The upcoming malaria control regulations, Khanna said, made streaming of information to the civil surgeon's office in every district mandatory within 24 hours of detection.
"Alternatively, one can also dial 104 and report the matter to the state health department. If a malaria case goes unreported, the administration is empowered to take action under Section 188 (disobedience of order duly promulgated by a public servant) of the IPC. The penalty is a year in jail or a fine of Rs 200 or both," he warned.
According to state health records, malaria is endemic in 22 districts, but cases have been on the decline in recent times. The National Vector Borne Disease Control Programme's website says in 2014, 1,03,735 malaria cases were reported in Jharkhand, of which 46,448 were caused by the protozoan parasite Plasmodium falciparum and it resulted in eight deaths.
In 2015, 1,04,800 malaria cases were reported, with 54,993 attributed to P. falciparum. The toll was six. In 2016, 1,41,414 cases were reported with 83,232 P. falciparum ones. As many as 15 people died.
Last year, approximately 92,770 cases were reported, but further details was not available.
The regulations also have a to-do list for the district health authorities. Once information about a suspected/confirmed malaria case is received, district officials (from malaria control wing) must survey the area of residence of the said patient. They may visit any house to look for mosquito breeding grounds. Protests, if any, will amount to preventing a government servant from discharging duty, say the regulations, originally written in Hindi.

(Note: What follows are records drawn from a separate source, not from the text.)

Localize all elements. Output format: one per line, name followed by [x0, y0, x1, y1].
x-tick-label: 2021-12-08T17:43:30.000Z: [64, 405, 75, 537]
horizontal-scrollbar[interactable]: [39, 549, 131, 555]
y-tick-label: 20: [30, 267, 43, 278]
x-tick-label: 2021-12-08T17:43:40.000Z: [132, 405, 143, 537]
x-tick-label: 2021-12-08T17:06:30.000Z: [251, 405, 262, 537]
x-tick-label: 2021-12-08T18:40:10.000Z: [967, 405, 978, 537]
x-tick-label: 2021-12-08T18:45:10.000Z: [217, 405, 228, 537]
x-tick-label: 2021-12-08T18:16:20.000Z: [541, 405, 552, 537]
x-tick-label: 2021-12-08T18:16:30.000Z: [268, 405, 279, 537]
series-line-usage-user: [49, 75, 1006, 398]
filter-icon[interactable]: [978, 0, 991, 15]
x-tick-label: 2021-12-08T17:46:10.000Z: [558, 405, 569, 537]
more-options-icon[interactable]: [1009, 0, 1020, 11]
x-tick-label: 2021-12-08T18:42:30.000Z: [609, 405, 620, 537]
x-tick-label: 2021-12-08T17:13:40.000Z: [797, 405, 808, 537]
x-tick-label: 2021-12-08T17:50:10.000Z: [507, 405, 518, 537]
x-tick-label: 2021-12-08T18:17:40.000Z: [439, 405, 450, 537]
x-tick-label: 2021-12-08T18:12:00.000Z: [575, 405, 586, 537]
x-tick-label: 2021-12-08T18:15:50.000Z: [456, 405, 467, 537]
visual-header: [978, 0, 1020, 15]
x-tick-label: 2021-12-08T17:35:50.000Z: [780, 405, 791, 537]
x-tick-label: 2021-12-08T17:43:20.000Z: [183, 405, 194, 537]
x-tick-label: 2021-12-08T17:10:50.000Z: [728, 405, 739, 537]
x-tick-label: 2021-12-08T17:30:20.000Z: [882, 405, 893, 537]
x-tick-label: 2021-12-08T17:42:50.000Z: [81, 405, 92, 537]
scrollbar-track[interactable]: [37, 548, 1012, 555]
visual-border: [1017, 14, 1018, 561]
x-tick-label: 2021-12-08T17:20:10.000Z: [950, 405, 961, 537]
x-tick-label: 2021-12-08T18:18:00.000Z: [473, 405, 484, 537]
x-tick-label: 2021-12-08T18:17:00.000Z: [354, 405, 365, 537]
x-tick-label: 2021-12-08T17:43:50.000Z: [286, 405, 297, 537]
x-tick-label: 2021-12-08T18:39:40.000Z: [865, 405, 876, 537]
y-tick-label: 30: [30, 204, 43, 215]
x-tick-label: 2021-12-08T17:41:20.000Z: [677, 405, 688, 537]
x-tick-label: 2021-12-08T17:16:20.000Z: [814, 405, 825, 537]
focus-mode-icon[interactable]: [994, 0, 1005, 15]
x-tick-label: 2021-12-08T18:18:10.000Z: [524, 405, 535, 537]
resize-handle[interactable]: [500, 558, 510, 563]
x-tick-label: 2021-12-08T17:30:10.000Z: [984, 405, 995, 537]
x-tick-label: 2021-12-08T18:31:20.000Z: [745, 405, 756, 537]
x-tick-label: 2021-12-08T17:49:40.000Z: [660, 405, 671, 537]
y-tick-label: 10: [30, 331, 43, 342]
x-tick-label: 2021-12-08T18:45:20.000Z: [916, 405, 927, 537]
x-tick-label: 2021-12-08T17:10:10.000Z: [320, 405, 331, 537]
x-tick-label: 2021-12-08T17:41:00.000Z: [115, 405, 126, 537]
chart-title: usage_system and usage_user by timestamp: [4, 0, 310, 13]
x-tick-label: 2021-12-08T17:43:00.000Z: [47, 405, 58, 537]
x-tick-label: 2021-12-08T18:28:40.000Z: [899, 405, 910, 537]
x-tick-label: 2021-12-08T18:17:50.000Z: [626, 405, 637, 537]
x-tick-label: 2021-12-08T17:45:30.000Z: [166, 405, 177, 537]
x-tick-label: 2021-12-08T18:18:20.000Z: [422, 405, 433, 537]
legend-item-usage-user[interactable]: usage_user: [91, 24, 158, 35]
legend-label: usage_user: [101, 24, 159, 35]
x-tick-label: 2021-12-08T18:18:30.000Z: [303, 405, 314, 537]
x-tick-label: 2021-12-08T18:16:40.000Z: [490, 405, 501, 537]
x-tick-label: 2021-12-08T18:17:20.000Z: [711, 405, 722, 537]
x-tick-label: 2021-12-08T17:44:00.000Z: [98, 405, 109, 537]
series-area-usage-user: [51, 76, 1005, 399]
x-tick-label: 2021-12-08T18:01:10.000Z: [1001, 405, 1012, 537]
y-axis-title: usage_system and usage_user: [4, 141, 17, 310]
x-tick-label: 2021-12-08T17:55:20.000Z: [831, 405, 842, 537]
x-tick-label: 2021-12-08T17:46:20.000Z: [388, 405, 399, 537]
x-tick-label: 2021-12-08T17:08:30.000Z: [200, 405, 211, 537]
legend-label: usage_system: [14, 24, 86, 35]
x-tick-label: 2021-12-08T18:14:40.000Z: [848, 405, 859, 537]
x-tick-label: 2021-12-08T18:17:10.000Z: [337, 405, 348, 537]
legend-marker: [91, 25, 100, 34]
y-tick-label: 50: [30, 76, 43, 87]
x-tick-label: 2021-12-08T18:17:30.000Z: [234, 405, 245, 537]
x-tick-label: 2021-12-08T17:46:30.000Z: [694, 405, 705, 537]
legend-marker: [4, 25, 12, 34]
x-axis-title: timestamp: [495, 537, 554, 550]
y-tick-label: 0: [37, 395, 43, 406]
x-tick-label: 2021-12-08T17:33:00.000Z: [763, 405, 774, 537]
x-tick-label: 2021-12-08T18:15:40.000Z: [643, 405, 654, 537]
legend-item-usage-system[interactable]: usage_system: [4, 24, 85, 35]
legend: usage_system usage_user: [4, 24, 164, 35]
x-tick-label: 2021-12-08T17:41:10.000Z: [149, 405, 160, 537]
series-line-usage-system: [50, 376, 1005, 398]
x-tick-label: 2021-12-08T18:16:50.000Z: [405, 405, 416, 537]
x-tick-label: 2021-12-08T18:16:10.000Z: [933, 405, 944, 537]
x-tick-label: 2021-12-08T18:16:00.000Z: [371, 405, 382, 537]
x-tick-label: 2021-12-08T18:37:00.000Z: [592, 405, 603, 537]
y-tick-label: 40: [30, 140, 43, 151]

Khanna said if a suspected case is reported on time, treatment of the patient will be free at any government hospital in the state. On whether expenses would be reimbursed for a patient being treated at a private hospital, he said no. "In such cases, the private hospital can refer the patient to a government heal hub where treatment will be free. All expenses at any private hospital will have to be borne by the individual," he clarified.
If a malaria patient needs to move out of the district or state, he or she will have to take a certificate from the respective civil surgeon/government hospital to facilitate further treatment. "Malaria treatment is free at any government hospital across the country. The certificate will help doctors evaluate the line of treatment in case of patient migration," Khanna explained.